With 30 percent of the world’s population living in arid or semi-arid regions, with rainy and dry seasons, solutions are needed to help farmers in these regions better control soil runoff and increase food production. In Hiroki and Takuma’s project, tataki can be used to create barriers and embankments on farms that prevent rainwater runoff, leading to better harvests. Tataki is created by mixing soil, sand and slaked lime.
Why are global water problems so important to solve?
Hiroki: Water is a precious resource for humans and is absolutely necessary for life. However, there are many areas of the world where there are serious water challenges, like pollution and a lack of clean drinking water. I think we all need to contribute to solving these water problems.
Takuma: Water shortages are happening all over the world. I think young people have an important role to play in solving water problems, coming up with creative ideas that can really change things. It is very important to create places where young people can take on water challenges, such as with the Stockholm Junior Water Prize. With our project, we thought about how we can use rainwater more effectively for agriculture, even in places without much water. That was the main idea behind our research.

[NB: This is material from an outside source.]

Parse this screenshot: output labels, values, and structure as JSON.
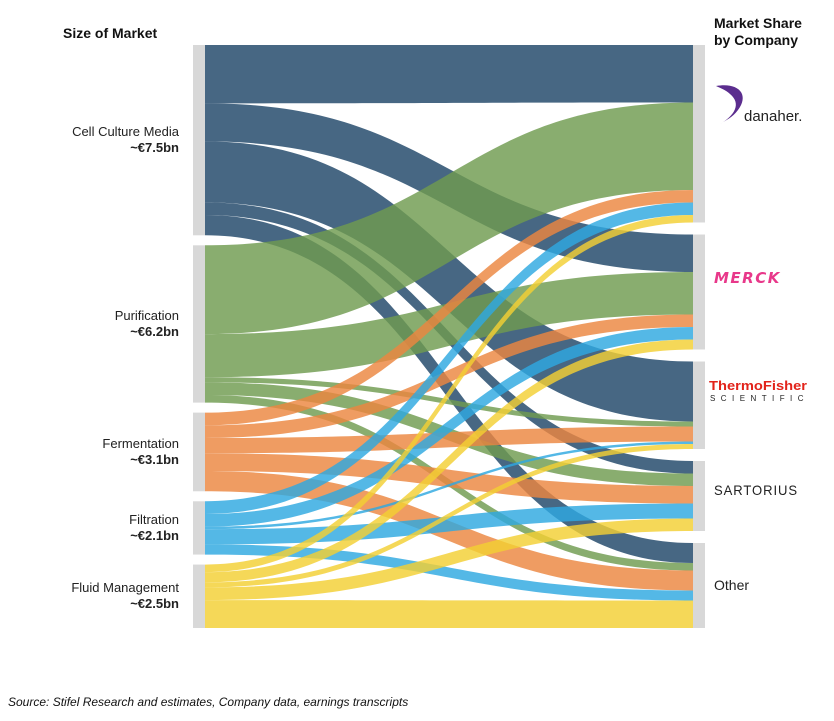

Your solution was inspired by the earthen floor, known as tataki, used in sumo wrestling. Does everyone in Japan know what tataki is?
Hiroki: I don’t think many people know what tataki is. The idea for using this type of material came from the fact that Takuma's grandmother's house is partly built with tataki. Takuma: In Japan, tataki is used for the entrances and walls of houses. However, it is not very well known because it is not used so much now. When I found it at my grandmother's house, that gave us an idea of how we might use it for our project.
What is the next step for your tataki solution?
Hiroki: In order to let people know how tataki can be used in agriculture, we made a manual on how to use tataki and posted it on our school’s homepage. It’s very cheap to make tataki and it has a lot of possible applications
Takuma: I would like to spread what we have learned through detailed videos and photos online. It would be great if people actually tried to use what we learned on their farms and in different areas.
What do you think you will be working with in 10 years? What kind of job would you like to have then?
Hiroki: After graduating from high school, I want to become an agricultural engineer, so I want to enroll in a vocational school. When COVID-19 is over, I would like to actually visit some places to spread the word about our solution with local people.
Takuma: I want to work in a job related to housing and other facilities. Building houses is so important in helping people live safe, happy lives, so this is something that interests me a lot.
Hiroki, you wrote on your Stockholm Junior Water Prize profile that you like comics and novels. What are some of your favorites?
My favorite comics are One Piece and Naruto. I like the story and characters of these comics very much.
Takuma, you are studying electric engineering. What about electrical engineering interests you?
To be honest, I think there are a lot of difficult parts. However, I am very happy when I think that people's lives will literally be illuminated when I am able to understand wiring.